The engine of modern semi-supervised vision: Π-model, Mean Teacher, VAT, FixMatch, MixMatch. Strong augmentation + consistency + pseudo-labels routinely match supervised accuracy with a fraction of labels.
95

Low-density separation

cut through the gaps, not the crowds

The idea

The principle tying these methods together: a good boundary should pass through regions where data is sparse, not slice through a dense cluster.

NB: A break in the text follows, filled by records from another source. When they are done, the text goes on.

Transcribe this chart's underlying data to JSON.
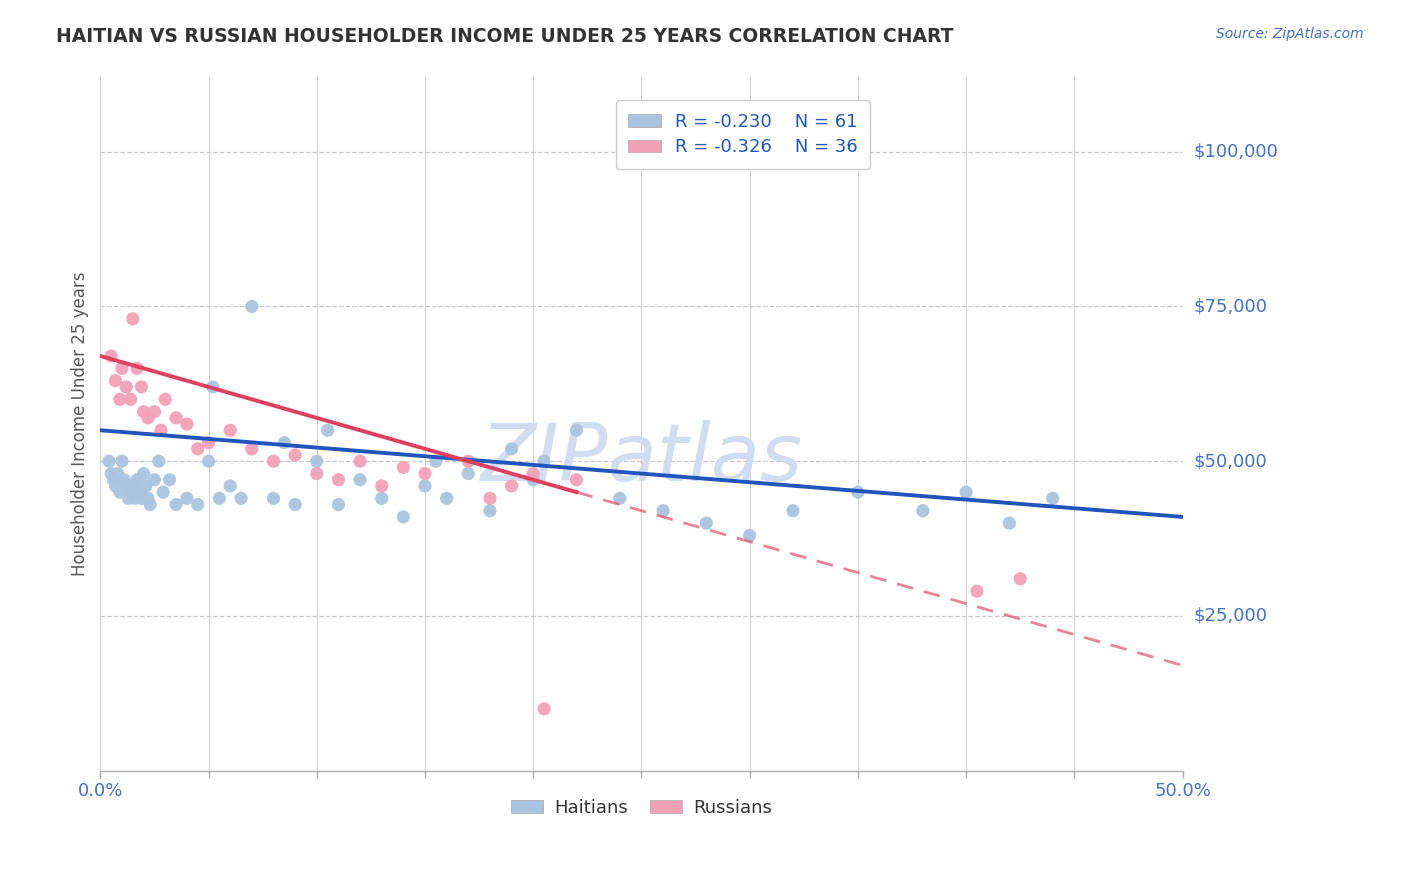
{
  "title": "HAITIAN VS RUSSIAN HOUSEHOLDER INCOME UNDER 25 YEARS CORRELATION CHART",
  "source_text": "Source: ZipAtlas.com",
  "ylabel": "Householder Income Under 25 years",
  "xmin": 0.0,
  "xmax": 50.0,
  "ymin": 0,
  "ymax": 112000,
  "yticks": [
    25000,
    50000,
    75000,
    100000
  ],
  "ytick_labels": [
    "$25,000",
    "$50,000",
    "$75,000",
    "$100,000"
  ],
  "haitian_R": -0.23,
  "haitian_N": 61,
  "russian_R": -0.326,
  "russian_N": 36,
  "haitian_color": "#aac4e0",
  "russian_color": "#f2a0b8",
  "haitian_line_color": "#2255bb",
  "russian_line_color": "#e04060",
  "legend_R_color": "#2255bb",
  "background_color": "#ffffff",
  "grid_color": "#c8c8d0",
  "title_color": "#333333",
  "source_color": "#4472c4",
  "watermark": "ZIPatlas",
  "watermark_color": "#d0ddf0",
  "haitian_x": [
    0.4,
    0.5,
    0.6,
    0.7,
    0.8,
    0.9,
    1.0,
    1.1,
    1.2,
    1.3,
    1.4,
    1.5,
    1.6,
    1.7,
    1.8,
    1.9,
    2.0,
    2.1,
    2.2,
    2.3,
    2.5,
    2.7,
    2.9,
    3.2,
    3.5,
    4.0,
    4.5,
    5.0,
    5.5,
    6.0,
    6.5,
    7.0,
    8.0,
    9.0,
    10.0,
    11.0,
    12.0,
    13.0,
    14.0,
    15.0,
    16.0,
    17.0,
    18.0,
    19.0,
    20.0,
    22.0,
    24.0,
    26.0,
    28.0,
    30.0,
    32.0,
    35.0,
    38.0,
    40.0,
    42.0,
    44.0,
    5.2,
    8.5,
    10.5,
    15.5,
    20.5
  ],
  "haitian_y": [
    50000,
    48000,
    47000,
    46000,
    48000,
    45000,
    50000,
    47000,
    46000,
    44000,
    45000,
    46000,
    44000,
    47000,
    45000,
    44000,
    48000,
    46000,
    44000,
    43000,
    47000,
    50000,
    45000,
    47000,
    43000,
    44000,
    43000,
    50000,
    44000,
    46000,
    44000,
    75000,
    44000,
    43000,
    50000,
    43000,
    47000,
    44000,
    41000,
    46000,
    44000,
    48000,
    42000,
    52000,
    47000,
    55000,
    44000,
    42000,
    40000,
    38000,
    42000,
    45000,
    42000,
    45000,
    40000,
    44000,
    62000,
    53000,
    55000,
    50000,
    50000
  ],
  "russian_x": [
    0.5,
    0.7,
    0.9,
    1.0,
    1.2,
    1.4,
    1.5,
    1.7,
    1.9,
    2.0,
    2.2,
    2.5,
    2.8,
    3.0,
    3.5,
    4.0,
    4.5,
    5.0,
    6.0,
    7.0,
    8.0,
    9.0,
    10.0,
    11.0,
    12.0,
    13.0,
    14.0,
    15.0,
    17.0,
    18.0,
    19.0,
    20.0,
    22.0,
    40.5,
    42.5,
    20.5
  ],
  "russian_y": [
    67000,
    63000,
    60000,
    65000,
    62000,
    60000,
    73000,
    65000,
    62000,
    58000,
    57000,
    58000,
    55000,
    60000,
    57000,
    56000,
    52000,
    53000,
    55000,
    52000,
    50000,
    51000,
    48000,
    47000,
    50000,
    46000,
    49000,
    48000,
    50000,
    44000,
    46000,
    48000,
    47000,
    29000,
    31000,
    10000
  ],
  "haitian_line_x0": 0.0,
  "haitian_line_y0": 55000,
  "haitian_line_x1": 50.0,
  "haitian_line_y1": 41000,
  "russian_line_x0": 0.0,
  "russian_line_y0": 67000,
  "russian_line_x1": 22.0,
  "russian_line_y1": 45000,
  "russian_dash_x0": 22.0,
  "russian_dash_y0": 45000,
  "russian_dash_x1": 50.0,
  "russian_dash_y1": 17000
}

Unlabeled data reveals where those gaps are. Compare a purely supervised boundary (fit to two labels) against one that uses the unlabeled density to find the true valley.

Picture it

In the companion lab you can toggle the use of unlabeled data; the boundary moves to the genuine low-density gap between clusters.

The math

Prefer boundaries where p(x) is low (the margin lies in a density valley) — the assumption shared by S3VM, entropy minimization, and consistency methods.

Derivation

Few labels under-determine the boundary; many placements fit them equally. The cluster assumption breaks the tie by favoring the placement that avoids dense regions — which unlabeled data lets you locate, even though it carries no labels itself.

Code

python
import numpy as np
# Low-density separation: put the boundary in the gap between clusters
data = np.r_[np.random.randn(100)-2, np.random.randn(100)+2]
grid = np.linspace(-4, 4, 200)
dens = np.array([np.exp(-0.5*((g-data)/0.4)**2).mean() for g in grid])
boundary = grid[dens.argmin()]              # sparsest point
print("decision boundary near:", round(boundary, 2))

In practice

The conceptual core of semi-supervised learning: unlabeled data helps only when its structure (clusters, manifolds) aligns with the labels. When it doesn’t, SSL can hurt — so validate the assumption.